Relief, then, seems to be the main takeaway from the yuletide agreement between the EU and UK, hopefully preventing chaos on January 1 for business, trade and the economy.
It is not to everyone’s liking. Compromise rarely is. There is a reason people have had to get round the table.
No doubt some will feel aggrieved. It is how we got here in the first place.
Captains of industry, politicians, hauliers and education bosses have all expressed their relief a deal has been brokered. Exacting details on what the deal will bring can be mulled over Christmas turkey. Chaos, for the most part, has been put back in the bottle.
But make no mistake, the relief felt over the Christmas eve announcement is the same experienced when a loved one passes — there will be time to deal with the grief, guilt, maybe even anger, but at least the suffering of limbo has been taken out the equation.

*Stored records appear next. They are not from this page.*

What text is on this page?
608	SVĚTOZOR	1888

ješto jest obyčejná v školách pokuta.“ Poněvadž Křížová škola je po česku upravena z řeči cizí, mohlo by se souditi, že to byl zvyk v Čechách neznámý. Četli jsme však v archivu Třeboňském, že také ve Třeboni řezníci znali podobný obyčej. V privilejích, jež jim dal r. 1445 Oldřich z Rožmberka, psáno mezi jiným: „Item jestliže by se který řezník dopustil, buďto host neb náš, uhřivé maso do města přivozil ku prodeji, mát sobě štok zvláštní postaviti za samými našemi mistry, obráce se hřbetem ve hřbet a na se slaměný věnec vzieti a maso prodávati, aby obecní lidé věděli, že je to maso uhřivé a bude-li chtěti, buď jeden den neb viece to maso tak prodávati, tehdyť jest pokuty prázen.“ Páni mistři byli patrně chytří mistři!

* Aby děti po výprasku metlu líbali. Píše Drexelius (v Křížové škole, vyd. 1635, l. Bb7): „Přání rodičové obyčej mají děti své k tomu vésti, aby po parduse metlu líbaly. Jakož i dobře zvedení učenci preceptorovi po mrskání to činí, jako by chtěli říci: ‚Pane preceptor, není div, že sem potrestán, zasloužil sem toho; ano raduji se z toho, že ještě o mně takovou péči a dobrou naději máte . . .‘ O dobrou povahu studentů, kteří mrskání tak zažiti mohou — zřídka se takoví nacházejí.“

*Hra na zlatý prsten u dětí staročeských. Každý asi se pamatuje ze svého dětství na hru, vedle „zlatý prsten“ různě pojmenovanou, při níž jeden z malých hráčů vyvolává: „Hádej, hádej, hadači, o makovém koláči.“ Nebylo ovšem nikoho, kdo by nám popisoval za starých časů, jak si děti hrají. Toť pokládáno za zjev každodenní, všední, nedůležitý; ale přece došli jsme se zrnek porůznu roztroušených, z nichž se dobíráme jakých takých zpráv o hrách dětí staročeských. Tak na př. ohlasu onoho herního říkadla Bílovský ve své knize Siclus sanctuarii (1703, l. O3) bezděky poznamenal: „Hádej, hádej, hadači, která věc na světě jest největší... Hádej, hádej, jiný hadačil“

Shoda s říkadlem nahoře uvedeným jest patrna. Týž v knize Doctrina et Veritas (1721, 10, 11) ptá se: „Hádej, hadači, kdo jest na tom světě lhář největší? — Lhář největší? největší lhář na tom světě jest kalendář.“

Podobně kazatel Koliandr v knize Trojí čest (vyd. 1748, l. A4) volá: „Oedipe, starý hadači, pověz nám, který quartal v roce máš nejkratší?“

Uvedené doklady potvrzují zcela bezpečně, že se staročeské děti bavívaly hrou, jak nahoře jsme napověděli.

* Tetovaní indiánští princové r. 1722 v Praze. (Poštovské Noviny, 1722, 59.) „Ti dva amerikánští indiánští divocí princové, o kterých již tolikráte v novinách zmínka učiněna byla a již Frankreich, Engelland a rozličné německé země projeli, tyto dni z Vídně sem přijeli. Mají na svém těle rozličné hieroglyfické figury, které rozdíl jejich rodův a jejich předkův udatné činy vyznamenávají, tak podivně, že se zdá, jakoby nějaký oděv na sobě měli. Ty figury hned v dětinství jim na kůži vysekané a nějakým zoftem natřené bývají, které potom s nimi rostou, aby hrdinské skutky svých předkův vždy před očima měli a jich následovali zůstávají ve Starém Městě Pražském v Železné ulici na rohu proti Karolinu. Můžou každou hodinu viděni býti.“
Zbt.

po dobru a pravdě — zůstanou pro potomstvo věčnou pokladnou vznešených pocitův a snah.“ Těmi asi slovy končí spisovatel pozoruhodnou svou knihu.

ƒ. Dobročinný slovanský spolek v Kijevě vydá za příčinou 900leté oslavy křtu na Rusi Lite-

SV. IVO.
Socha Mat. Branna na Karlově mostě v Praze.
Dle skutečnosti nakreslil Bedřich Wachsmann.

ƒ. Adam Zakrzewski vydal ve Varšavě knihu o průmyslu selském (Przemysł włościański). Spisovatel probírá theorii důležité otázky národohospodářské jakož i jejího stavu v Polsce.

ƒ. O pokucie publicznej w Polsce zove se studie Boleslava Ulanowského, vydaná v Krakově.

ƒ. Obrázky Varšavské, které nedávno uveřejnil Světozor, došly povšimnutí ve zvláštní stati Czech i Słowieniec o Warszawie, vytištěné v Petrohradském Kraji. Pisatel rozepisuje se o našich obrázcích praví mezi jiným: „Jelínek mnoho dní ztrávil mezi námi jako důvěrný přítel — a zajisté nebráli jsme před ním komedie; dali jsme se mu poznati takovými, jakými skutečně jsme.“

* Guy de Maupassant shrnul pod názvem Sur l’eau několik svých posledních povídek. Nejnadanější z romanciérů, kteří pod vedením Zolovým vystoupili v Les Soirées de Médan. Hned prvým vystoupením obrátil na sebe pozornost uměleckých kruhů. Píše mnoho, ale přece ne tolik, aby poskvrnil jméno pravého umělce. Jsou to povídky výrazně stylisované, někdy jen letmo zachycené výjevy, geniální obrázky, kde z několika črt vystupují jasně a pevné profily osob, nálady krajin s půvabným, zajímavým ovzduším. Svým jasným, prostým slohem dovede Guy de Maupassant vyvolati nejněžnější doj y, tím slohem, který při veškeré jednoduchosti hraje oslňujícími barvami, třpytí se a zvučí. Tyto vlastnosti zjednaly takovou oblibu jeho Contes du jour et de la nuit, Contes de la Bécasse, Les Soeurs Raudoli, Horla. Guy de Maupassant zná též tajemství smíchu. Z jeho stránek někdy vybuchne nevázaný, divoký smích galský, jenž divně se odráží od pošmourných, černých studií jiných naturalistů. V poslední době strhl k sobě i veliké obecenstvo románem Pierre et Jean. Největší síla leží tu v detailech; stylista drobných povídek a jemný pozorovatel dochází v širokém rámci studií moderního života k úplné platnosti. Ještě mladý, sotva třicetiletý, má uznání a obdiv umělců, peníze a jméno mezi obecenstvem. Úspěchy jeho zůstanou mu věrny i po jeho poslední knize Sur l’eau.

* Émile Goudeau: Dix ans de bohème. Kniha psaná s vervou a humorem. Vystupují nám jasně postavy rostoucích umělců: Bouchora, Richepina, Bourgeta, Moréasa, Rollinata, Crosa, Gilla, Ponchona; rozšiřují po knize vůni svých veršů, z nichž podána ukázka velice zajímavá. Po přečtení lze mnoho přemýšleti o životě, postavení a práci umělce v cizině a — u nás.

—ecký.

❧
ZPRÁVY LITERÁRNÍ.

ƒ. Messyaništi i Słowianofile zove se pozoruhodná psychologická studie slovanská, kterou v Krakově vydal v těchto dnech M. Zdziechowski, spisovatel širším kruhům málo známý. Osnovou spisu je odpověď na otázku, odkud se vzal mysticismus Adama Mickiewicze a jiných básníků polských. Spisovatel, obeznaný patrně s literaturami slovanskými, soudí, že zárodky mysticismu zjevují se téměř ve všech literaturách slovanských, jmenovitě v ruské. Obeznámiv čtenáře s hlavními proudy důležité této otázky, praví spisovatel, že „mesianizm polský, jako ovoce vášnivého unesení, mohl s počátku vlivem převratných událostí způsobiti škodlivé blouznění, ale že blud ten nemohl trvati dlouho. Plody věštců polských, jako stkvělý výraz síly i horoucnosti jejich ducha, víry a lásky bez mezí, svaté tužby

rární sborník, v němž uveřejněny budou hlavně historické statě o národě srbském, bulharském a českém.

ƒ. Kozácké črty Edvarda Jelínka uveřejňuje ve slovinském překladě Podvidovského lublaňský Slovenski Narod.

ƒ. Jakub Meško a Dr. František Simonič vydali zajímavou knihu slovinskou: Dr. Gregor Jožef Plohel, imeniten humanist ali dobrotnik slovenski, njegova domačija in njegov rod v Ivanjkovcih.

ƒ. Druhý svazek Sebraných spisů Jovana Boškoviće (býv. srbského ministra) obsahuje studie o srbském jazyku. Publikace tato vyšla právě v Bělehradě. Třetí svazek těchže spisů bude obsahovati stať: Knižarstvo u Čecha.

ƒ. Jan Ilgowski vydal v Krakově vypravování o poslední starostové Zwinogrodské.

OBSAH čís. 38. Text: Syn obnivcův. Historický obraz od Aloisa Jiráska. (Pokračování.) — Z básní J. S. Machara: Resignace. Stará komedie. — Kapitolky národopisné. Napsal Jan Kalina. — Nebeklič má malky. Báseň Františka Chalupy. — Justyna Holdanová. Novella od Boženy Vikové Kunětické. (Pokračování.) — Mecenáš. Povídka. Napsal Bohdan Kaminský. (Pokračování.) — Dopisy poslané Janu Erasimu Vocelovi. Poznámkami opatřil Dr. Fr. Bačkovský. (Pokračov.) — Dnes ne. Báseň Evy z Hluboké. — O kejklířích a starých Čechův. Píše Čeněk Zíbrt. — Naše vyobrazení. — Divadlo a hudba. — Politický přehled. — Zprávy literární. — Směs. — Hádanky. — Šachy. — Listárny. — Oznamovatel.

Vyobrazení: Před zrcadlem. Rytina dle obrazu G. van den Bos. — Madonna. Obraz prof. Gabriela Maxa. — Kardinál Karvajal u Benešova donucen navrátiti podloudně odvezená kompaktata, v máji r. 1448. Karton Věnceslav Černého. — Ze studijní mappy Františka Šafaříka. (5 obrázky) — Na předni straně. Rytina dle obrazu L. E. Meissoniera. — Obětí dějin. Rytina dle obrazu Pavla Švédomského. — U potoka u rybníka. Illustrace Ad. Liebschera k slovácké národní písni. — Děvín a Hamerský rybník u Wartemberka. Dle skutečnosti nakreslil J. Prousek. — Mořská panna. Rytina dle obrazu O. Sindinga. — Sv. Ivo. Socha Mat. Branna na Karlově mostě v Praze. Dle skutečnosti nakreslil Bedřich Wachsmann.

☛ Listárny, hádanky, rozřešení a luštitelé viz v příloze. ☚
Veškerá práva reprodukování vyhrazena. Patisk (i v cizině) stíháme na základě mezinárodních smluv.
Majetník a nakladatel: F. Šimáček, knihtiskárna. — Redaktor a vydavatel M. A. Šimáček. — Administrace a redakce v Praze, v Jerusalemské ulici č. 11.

Time for mourning at what could have been, or celebration for what can be, must be halted, or at least muted.
With the distraction of potential economic destruction brought about by trade dispute momentarily paused, the prime minister and each leader of the four nations that make up the only Union we are currently members of need to prioritise one thing — pandemic recovery.
We need the world’s best roll-out of the vaccine, the world’s best support packages for businesses currently crippled and the world’s best safeguards for our nation’s most vulnerable — not to mention the world’s best conditions for our NHS staff, frontline carers and key workers as they shepherd us through this crisis.
Anything less is a dereliction. After the last five years, our country deserves nothing but the undivided attention of its leaders in battling back from this disease.
It is neither the time for gunboat fallacy or shrinking into wallflower decoration. People are dying and will continue to die unless full focus is put on stopping the coronavirus and nothing but, from all our governments.